Trump: NATO must do more on terror, immigration, Russia
:: US President Donald Trump used his first NATO summit on Thursday to urge the alliance to do more to tackle terrorism and immigration as well as Russia.
“The NATO of the future must include a great focus on terrorism and immigration as well as threats from Russia and NATO’s eastern and southern borders,” Trump said as he unveiled a 9/11 memorial at the alliance’s new headquarters in Brussels.
Meanwhile, NATO has agreed that each of its 28-member will be committed to 2 percent of their country’s GDP to pay for organization’s defense budget following Trump’s request, the White House Press Secretary Sean Spicer told reporters on Thursday.
In a related story, a senior White House official said on Thursday, after Trump made no mention of NATO’s Article V in a speech that the US president stands united with other NATO countries in defending all members of the Western military alliance,
“It’s the core of the alliance,” the official said after Trump gave a speech to fellow NATO leaders in Brussels.

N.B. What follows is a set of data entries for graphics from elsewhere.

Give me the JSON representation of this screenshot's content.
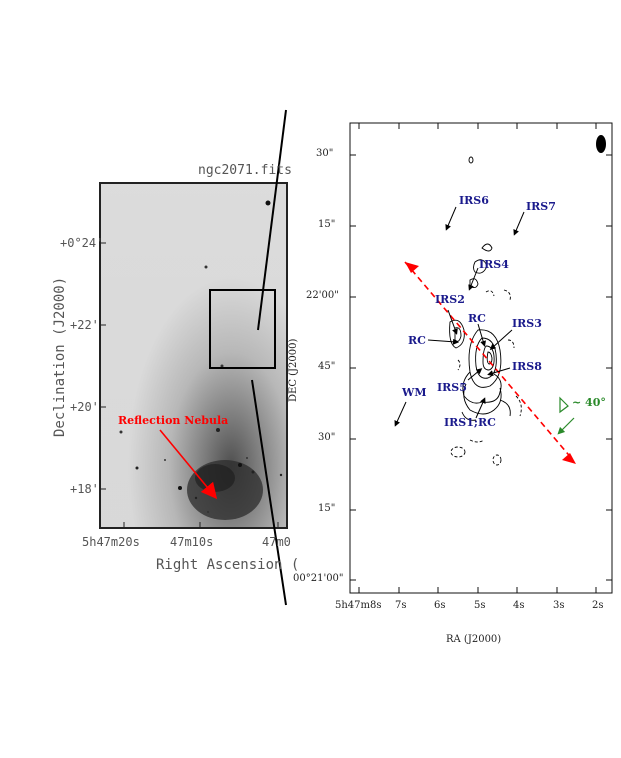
{
  "left_panel": {
    "title": "ngc2071.fits",
    "xlabel": "Right Ascension (",
    "ylabel": "Declination (J2000)",
    "xticks": [
      "5h47m20s",
      "47m10s",
      "47m0"
    ],
    "yticks": [
      "+0°24'",
      "+22'",
      "+20'",
      "+18'"
    ],
    "annotation": "Reflection Nebula"
  },
  "right_panel": {
    "xlabel": "RA (J2000)",
    "ylabel": "DEC (J2000)",
    "xticks": [
      "5h47m8s",
      "7s",
      "6s",
      "5s",
      "4s",
      "3s",
      "2s"
    ],
    "yticks": [
      "30\"",
      "15\"",
      "22'00\"",
      "45\"",
      "30\"",
      "15\"",
      "00°21'00\""
    ],
    "sources": [
      "IRS6",
      "IRS7",
      "IRS4",
      "IRS2",
      "RC",
      "IRS3",
      "RC",
      "IRS8",
      "IRS5",
      "WM",
      "IRS1;RC"
    ],
    "angle_label": "~ 40°"
  },
  "colors": {
    "red_arrow": "#ff0000",
    "blue_labels": "#1a1a8c",
    "green": "#2a8a2a"
  }
}
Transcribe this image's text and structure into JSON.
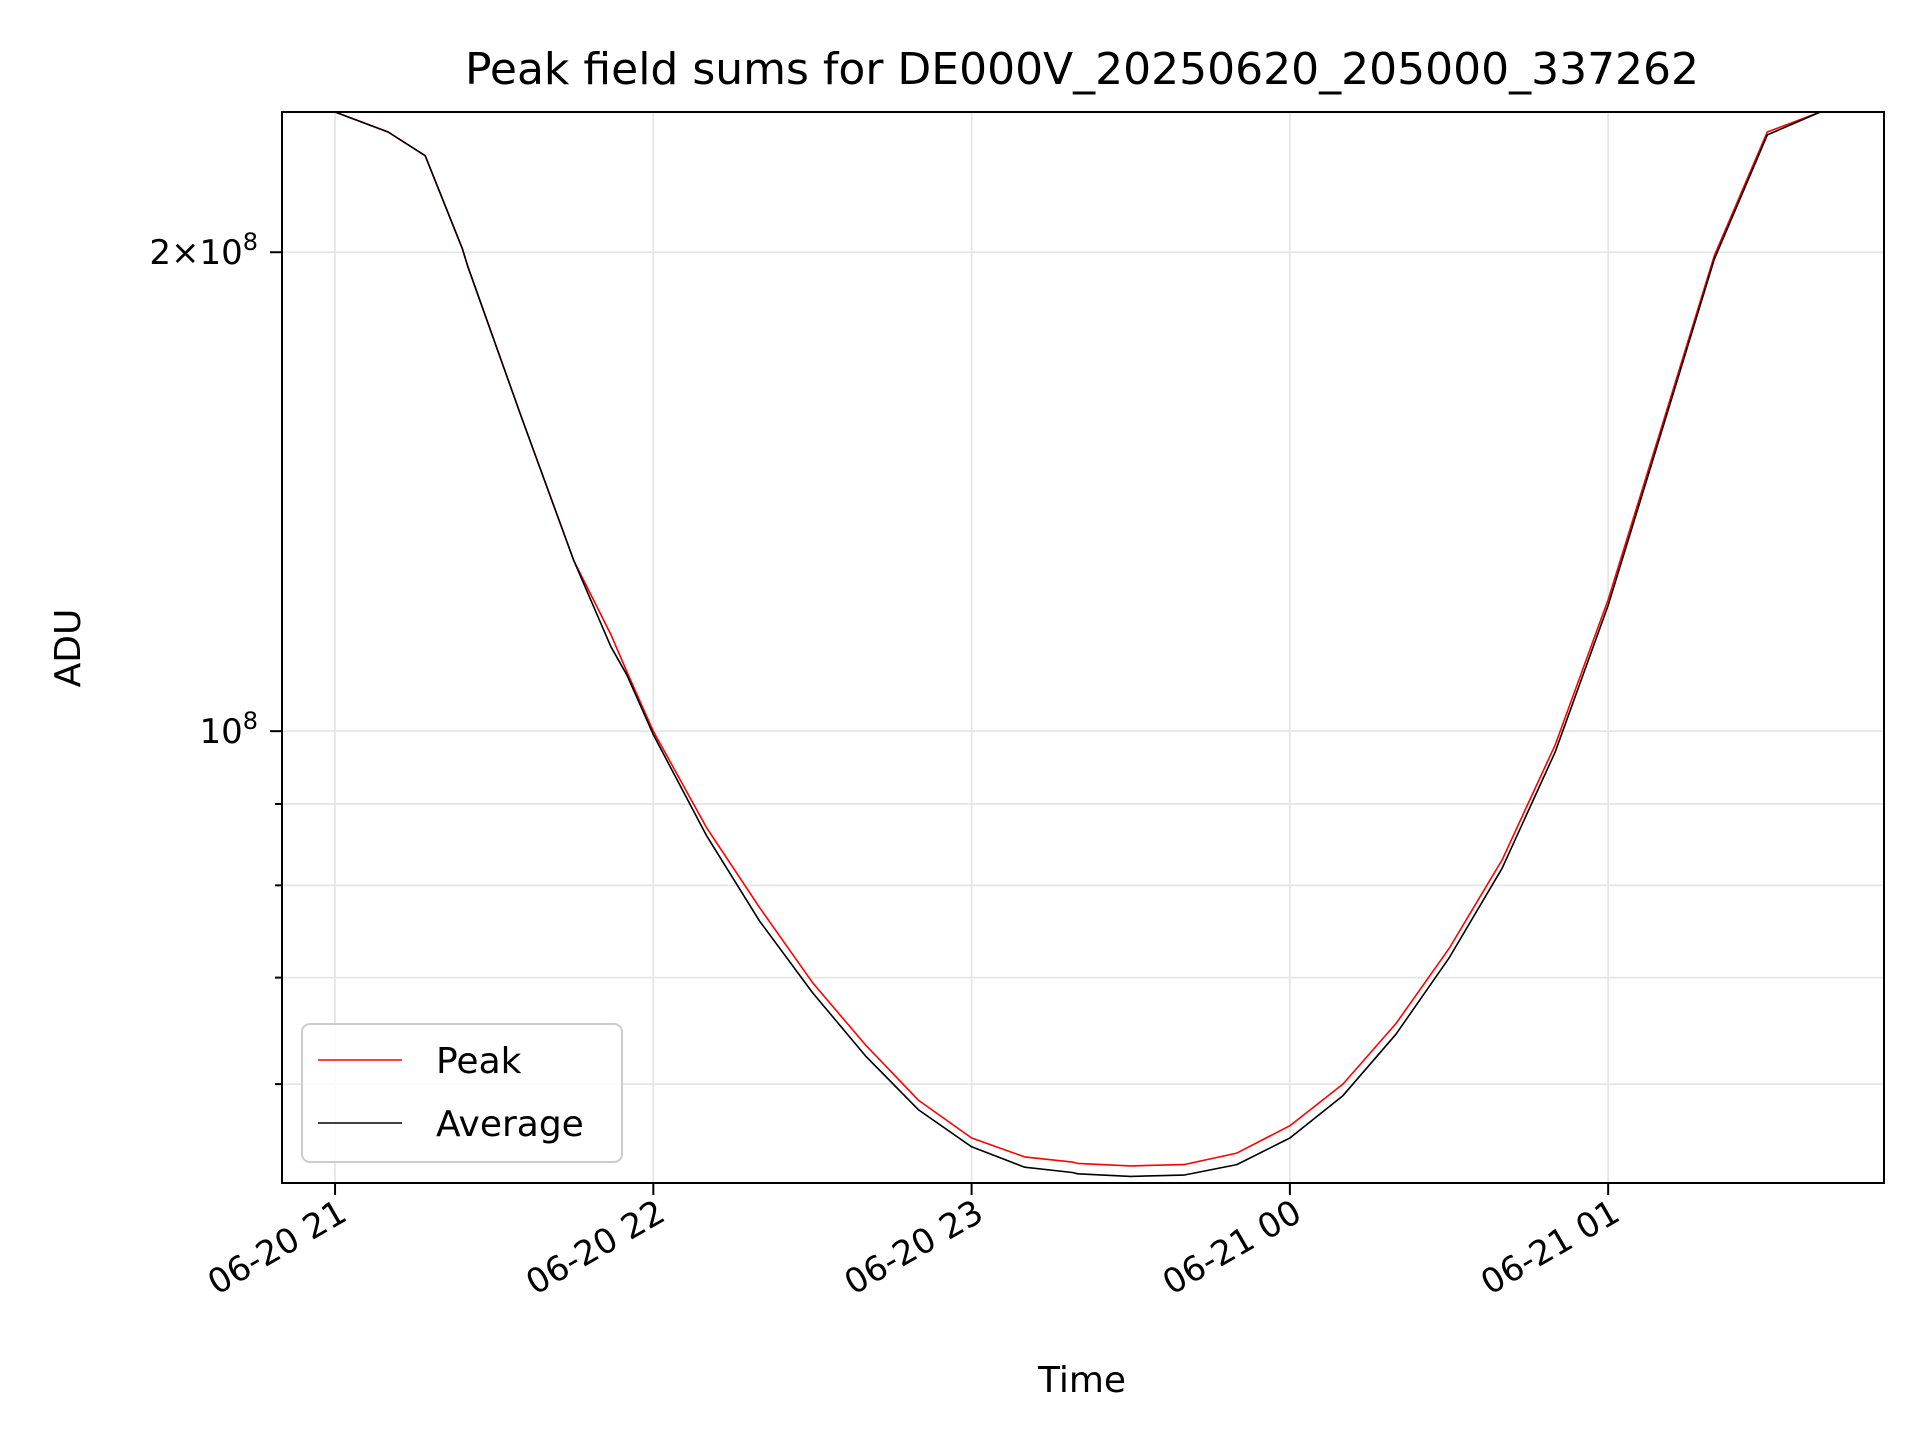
{
  "chart_data": {
    "type": "line",
    "title": "Peak field sums for DE000V_20250620_205000_337262",
    "xlabel": "Time",
    "ylabel": "ADU",
    "y_scale": "log",
    "ylim": [
      52000000,
      245000000
    ],
    "xlim": [
      "2025-06-20 20:50",
      "2025-06-21 01:52"
    ],
    "x_ticks": [
      "2025-06-20 21:00",
      "2025-06-20 22:00",
      "2025-06-20 23:00",
      "2025-06-21 00:00",
      "2025-06-21 01:00"
    ],
    "x_tick_labels": [
      "06-20 21",
      "06-20 22",
      "06-20 23",
      "06-21 00",
      "06-21 01"
    ],
    "y_major_ticks": [
      100000000,
      200000000
    ],
    "y_minor_ticks": [
      60000000,
      70000000,
      80000000,
      90000000
    ],
    "grid": true,
    "legend_position": "lower-left",
    "series": [
      {
        "name": "Peak",
        "color": "#ff0000",
        "x": [
          "2025-06-20 21:00",
          "2025-06-20 21:10",
          "2025-06-20 21:17",
          "2025-06-20 21:24",
          "2025-06-20 21:25",
          "2025-06-20 21:35",
          "2025-06-20 21:45",
          "2025-06-20 21:52",
          "2025-06-20 21:55",
          "2025-06-20 22:00",
          "2025-06-20 22:10",
          "2025-06-20 22:20",
          "2025-06-20 22:30",
          "2025-06-20 22:40",
          "2025-06-20 22:50",
          "2025-06-20 23:00",
          "2025-06-20 23:10",
          "2025-06-20 23:19",
          "2025-06-20 23:20",
          "2025-06-20 23:30",
          "2025-06-20 23:40",
          "2025-06-20 23:50",
          "2025-06-21 00:00",
          "2025-06-21 00:10",
          "2025-06-21 00:20",
          "2025-06-21 00:30",
          "2025-06-21 00:40",
          "2025-06-21 00:50",
          "2025-06-21 01:00",
          "2025-06-21 01:10",
          "2025-06-21 01:20",
          "2025-06-21 01:30",
          "2025-06-21 01:40",
          "2025-06-21 01:50"
        ],
        "y": [
          245000000,
          238000000,
          230000000,
          201000000,
          196000000,
          158000000,
          128000000,
          115000000,
          109000000,
          100000000,
          87000000,
          77500000,
          69500000,
          63500000,
          58600000,
          55500000,
          54000000,
          53600000,
          53500000,
          53300000,
          53400000,
          54300000,
          56500000,
          60000000,
          65500000,
          73000000,
          83000000,
          98000000,
          121000000,
          155000000,
          199000000,
          238000000,
          245000000,
          245000000
        ]
      },
      {
        "name": "Average",
        "color": "#000000",
        "x": [
          "2025-06-20 21:00",
          "2025-06-20 21:10",
          "2025-06-20 21:17",
          "2025-06-20 21:24",
          "2025-06-20 21:25",
          "2025-06-20 21:35",
          "2025-06-20 21:45",
          "2025-06-20 21:52",
          "2025-06-20 21:55",
          "2025-06-20 22:00",
          "2025-06-20 22:10",
          "2025-06-20 22:20",
          "2025-06-20 22:30",
          "2025-06-20 22:40",
          "2025-06-20 22:50",
          "2025-06-20 23:00",
          "2025-06-20 23:10",
          "2025-06-20 23:19",
          "2025-06-20 23:20",
          "2025-06-20 23:30",
          "2025-06-20 23:40",
          "2025-06-20 23:50",
          "2025-06-21 00:00",
          "2025-06-21 00:10",
          "2025-06-21 00:20",
          "2025-06-21 00:30",
          "2025-06-21 00:40",
          "2025-06-21 00:50",
          "2025-06-21 01:00",
          "2025-06-21 01:10",
          "2025-06-21 01:20",
          "2025-06-21 01:30",
          "2025-06-21 01:40",
          "2025-06-21 01:50"
        ],
        "y": [
          245000000,
          238000000,
          230000000,
          201000000,
          196000000,
          158000000,
          128000000,
          113000000,
          108500000,
          99500000,
          86000000,
          76000000,
          68500000,
          62500000,
          57800000,
          54800000,
          53200000,
          52800000,
          52700000,
          52500000,
          52600000,
          53400000,
          55500000,
          59000000,
          64500000,
          72000000,
          82000000,
          97000000,
          120000000,
          154000000,
          198000000,
          237000000,
          245000000,
          245000000
        ]
      }
    ]
  }
}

NATO’s founding treaty states that an attack on one ally is an attack on all, but Trump questioned that in his election campaign and has not publicly backed the defense commitment set out in Article V.
Ahead of a summit with Trump, NATO will join the US-led coalition fighting ISIS militants, alliance chief Jens Stoltenberg said Thursday.
“This will send a strong political message of NATO’s commitment to the fight against terrorism,” Stoltenberg said.
He stressed this did not involve NATO taking on a combat role in the fight against IS and other Islamist terror groups in Syria and Iraq.
Trump came to Brussels on his first foreign trip as president to push NATO allies to take on a more active role, having dubbed the Cold War-era alliance “obsolete” for failing to focus on the threat from Islamist terrorism.
Arriving in the city Wednesday, Trump said Monday’s deadly bomb attack in Manchester only showed how dangerous the threat was and that the fight against terror had to be won.
All 28 allies have individually joined the anti-ISIS coalition of more than 60 countries, but NATO as an institution has not followed suit until now despite intense pressure from Washington.
Diplomatic sources say some member states such as France, Germany and Italy had opposed such a move for fear the alliance would be dragged into a ground war and risk relations with Arab powers.
NATO sources told AFP Wednesday those reservations had now been overcome.
Stoltenberg said NATO would expand the role of its AWACS surveillance planes in supporting anti-ISIS operations and step up its training programs in Iraq.
A special cell would be set up at NATO headquarters in Brussels to coordinate anti-terror intelligence and planning, he said.
He said the allies would also meet Tusk’s demands to share more of the security burden and reaffirm a commitment to spend two percent of annual GDP on defense.